Sur ce point, les parties semblaient d’accord pour considérer que la faculté de renvoyer à l’Autorité pour instruction emportait également renvoi pour statuer sur les griefs (§ 4). La cour d’appel prend le contrepied complet de ce postulat en exposant, finalement, que l’arrêt de la chambre commerciale de 2008 ne crée pas d’exception à l’obligation de statuer en vertu de l’effet dévolutif, mais crée seulement une faculté de renvoyer pour instruction.

Sur le plan des principes, cette solution apparaît logique. En tant qu’exception, l’arrêt de 2008 devait être interprété strictement. Par ailleurs, du point de vue des droits de l’entreprise mise en cause, celle-ci serait potentiellement soumise à trois jugements successifs sur les mêmes griefs : deux de l’Autorité et un de la cour d’appel en cas de recours contre la seconde décision de l’Autorité. La justification de l’exception apportée par l’arrêt de 2008 étant de ne pas mettre la cour d’appel dans la situation de devoir « mettre fin aux poursuites en l’absence d’éléments probants et ainsi de facto confirmer la décision du Conseil » (B. Cheynel, Effet dévolutif de l’appel et renvoi du dossier à l’instruction, RLC 2008, n° 15), un renvoi aux seules fins de l’instruction est suffisant.

Cependant, l’interprétation retenue par la cour d’appel opère un choix dans la lecture de la jurisprudence existante de la Cour de cassation. On verra si l’Autorité tente de remettre en cause ce choix par un pourvoi.

En l’état, le choix opéré par la cour d’appel fait apparaître une voie procédurale inédite de renvoi à l’Autorité pour instruction afin que la cour d’appel prenne une décision au fond. Les alternatives sont donc aujourd’hui les suivantes.

Si la cour d’appel annule une décision de l’Autorité, et s’il ne subsiste pas de communication des griefs valide, elle doit renvoyer le dossier à l’Autorité pour le tout ; il ne saurait être statué sans communication des griefs selon la procédure prévue par l’article L. 463-2 du code de commerce, procédure que ne peut pas mettre en œuvre la cour d’appel.
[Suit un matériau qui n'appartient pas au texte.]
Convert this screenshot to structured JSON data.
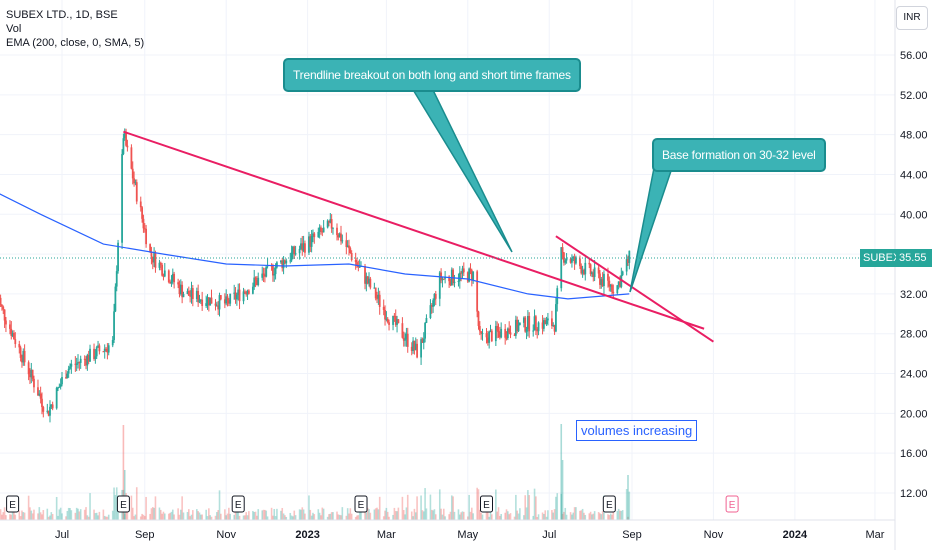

Si la cour d’appel annule la décision de l’Autorité, mais qu’une communication des griefs subsiste, la cour ne pourra jamais refuser de se prononcer sur le fond. Toutefois, il faudra distinguer deux situations. Soit elle dispose des éléments de fait suffisants pour le faire, auquel cas elle pourra directement statuer. Soit elle ne dispose pas de ces éléments car l’instruction a été annulée (Com. 26 févr. 2008, n° 07-14.126, préc.) ou est devenue insuffisante et doit être complétée (Paris, 27 juin 2024, n° 20/04300, préc.). Dans ce cas, si elle ne dispose pas des éléments de fond, elle peut demander des mesures d’instruction prévues par le code de procédure civile, ou bien renvoyer à l’Autorité pour procéder à une instruction complémentaire en usant des moyens prévus par le titre V du livre IV du code de commerce.
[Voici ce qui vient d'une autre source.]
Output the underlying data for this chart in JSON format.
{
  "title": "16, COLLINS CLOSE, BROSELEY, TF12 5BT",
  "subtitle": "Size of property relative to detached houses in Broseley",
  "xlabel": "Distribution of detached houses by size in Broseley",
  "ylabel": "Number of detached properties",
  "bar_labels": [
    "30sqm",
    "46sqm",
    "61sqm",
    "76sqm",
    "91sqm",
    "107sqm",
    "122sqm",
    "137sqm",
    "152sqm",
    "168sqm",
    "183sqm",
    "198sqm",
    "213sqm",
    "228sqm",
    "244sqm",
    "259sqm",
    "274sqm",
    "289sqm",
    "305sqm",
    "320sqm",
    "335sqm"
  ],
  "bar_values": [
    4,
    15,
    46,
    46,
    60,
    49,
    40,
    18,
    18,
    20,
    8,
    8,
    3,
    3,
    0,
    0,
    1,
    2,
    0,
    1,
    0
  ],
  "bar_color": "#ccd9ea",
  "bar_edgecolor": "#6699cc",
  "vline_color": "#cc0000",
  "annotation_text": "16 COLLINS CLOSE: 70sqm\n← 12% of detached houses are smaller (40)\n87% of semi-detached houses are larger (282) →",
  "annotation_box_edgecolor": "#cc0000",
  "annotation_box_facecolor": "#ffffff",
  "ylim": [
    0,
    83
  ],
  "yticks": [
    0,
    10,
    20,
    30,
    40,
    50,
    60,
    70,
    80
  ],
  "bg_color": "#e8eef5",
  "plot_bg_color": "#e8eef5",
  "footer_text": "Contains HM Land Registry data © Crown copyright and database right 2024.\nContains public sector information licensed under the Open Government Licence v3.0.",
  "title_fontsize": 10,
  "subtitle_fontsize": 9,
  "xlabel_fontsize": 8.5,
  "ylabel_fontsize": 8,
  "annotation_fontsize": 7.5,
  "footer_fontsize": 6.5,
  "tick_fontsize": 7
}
Marqué par un arrêt de renvoi préjudiciel, par un arrêt avant dire droit, par un arrêt d’interprétation de l’arrêt avant dire droit, par un renvoi pour instruction devant l’Autorité de la concurrence avant (nous l’espérons) un arrêt tranchant le litige, le recours exercé par Towercast aura montré une belle palette des incidents d’instance. L’avenir nous dira si le requérant en aura pour sa peine.